Céline Borello, La république en chaire protestante. xviiie-xixe siècles

Rennes, Presses universitaires de Rennes, coll. « Histoire », 2017, 328 p.
Vincent Petit
p. 149-150
Référence(s) :

Céline Borello, La république en chaire protestante. xviiie-xixe siècles, Rennes, Presses universitaires de Rennes, coll. « Histoire », 2017, 328 p.

Texte intégral

1L’ouvrage de Céline Borello, professeure d’histoire moderne à l’université du Mans, s’intéresse à un sujet classique, les relations entre État et Église, en l’occurrence les Églises réformées et luthérienne francophones, mais sous l’angle original de la prédication, et plus précisément encore du contenu sociopolitique ou métapolitique du prêche. Car par république l’autrice entend moins la forme spécifique d’un régime bien identifié que l’intérêt porté par les pasteurs à la chose publique (res publica), du milieu du xviiie au milieu du xixe siècle. Il s’agit évidemment de prier successivement, et avec la même ferveur, pour le roi, la république, l’empereur, mais plus encore d’instruire et d’encourager les fidèles à louer et à pratiquer en tant que chrétiens l’amour de la patrie, la concorde nationale, la recherche du bien commun, la paix, la charité et la justice… Le choix d’une temporalité longue, surplombant les scansions politiques, est justifié par l’argument théologique : l’autrice en conclut assez logiquement au loyalisme (au « régimisme », écrit-elle) des pasteurs, fût-ce au temps de la clandestinité sous la monarchie d’Ancien Régime, fût-ce au temps de la Restauration qui refit du catholicisme la religion de l’État. Car contrairement à l’idée reçue – l’autrice parle même de mythe (p. 294) – qui consisterait à penser le discours des pasteurs comme intrinsèquement républicain (au sens contemporain du terme, cette fois), en réalité l’homilétique protestante ne se distingue guère de la catholique. D’ailleurs, l’autrice note que sur l’ensemble de la période des catholiques ont assisté aux prédications protestantes (p. 76).

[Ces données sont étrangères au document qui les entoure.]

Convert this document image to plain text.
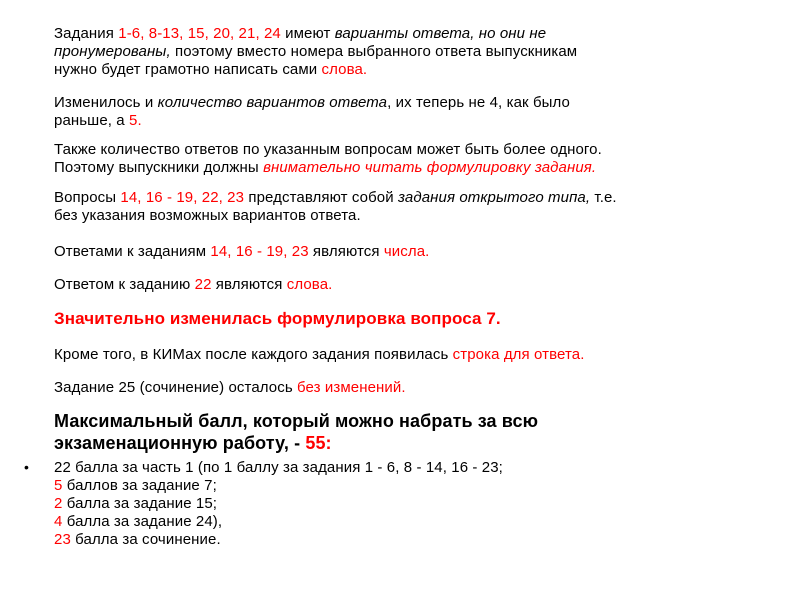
Задания 1-6, 8-13, 15, 20, 21, 24 имеют варианты ответа, но они не
пронумерованы, поэтому вместо номера выбранного ответа выпускникам
нужно будет грамотно написать сами слова.

Изменилось и количество вариантов ответа, их теперь не 4, как было
раньше, а 5.

Также количество ответов по указанным вопросам может быть более одного.
Поэтому выпускники должны внимательно читать формулировку задания.

Вопросы 14, 16 - 19, 22, 23 представляют собой задания открытого типа, т.е.
без указания возможных вариантов ответа.

Ответами к заданиям 14, 16 - 19, 23 являются числа.

Ответом к заданию 22 являются слова.

Значительно изменилась формулировка вопроса 7.

Кроме того, в КИМах после каждого задания появилась строка для ответа.

Задание 25 (сочинение) осталось без изменений.

Максимальный балл, который можно набрать за всю
экзаменационную работу, - 55:

• 22 балла за часть 1 (по 1 баллу за задания 1 - 6, 8 - 14, 16 - 23;
5 баллов за задание 7;
2 балла за задание 15;
4 балла за задание 24),
23 балла за сочинение.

2Cet ouvrage, d’une grande érudition (deux coquilles dans les dates, p. 30), est issu d’un mémoire d’habilitation dont il a conservé une rédaction très académique. La première partie est consacrée à la présentation de l’enquête, qui renvoie à des annexes conséquentes avec la liste des sermons étudiés (l’autrice a publié depuis Dieu, César et les protestants, Anthologie de discours pastoraux sur la res publica, 1744-1848, Honoré Champion, 2019), et aux conditions matérielles de l’exercice. On sait l’importance de la Parole dans le culte protestant : comment rédiger un sermon ? Comment le lire ? Comment les pasteurs y sont-ils formés ? Petit regret. On notera dans le corpus des sermons étudiés une sous-représentation certaine des luthériens alsaciens et montbéliardais, et l’absence non expliquée d’autres dénominations protestantes, comme les anabaptistes-mennonites. La deuxième partie s’attache à décrire les « fondements » théologiques de la prédication protestante, parole de soumission aux autorités constituées, mais aussi de revendications sociopolitiques, à travers l’emploi de ressorts rhétoriques où se mêlent figures bibliques et références historiques (l’importance de l’histoire dans le discours des pasteurs étant aussi analysée dans le chapitre IX). La troisième partie qui s’intéresse davantage à la réception de ces discours est plus hétérogène, avec en particulier un dernier chapitre (« Hors de la chaire ») qui peut paraître hors-sujet mais s’inscrit très utilement, comme l’ensemble du livre résumé dans une conclusion excellente, dans le débat sur la contribution des Églises chrétiennes à la formation des citoyens français. Obéir à la loi, payer ses impôts, défendre la patrie, agir pour le bien commun : l’homilétique protestante du service dominical vaut bien un cours d’éducation civique.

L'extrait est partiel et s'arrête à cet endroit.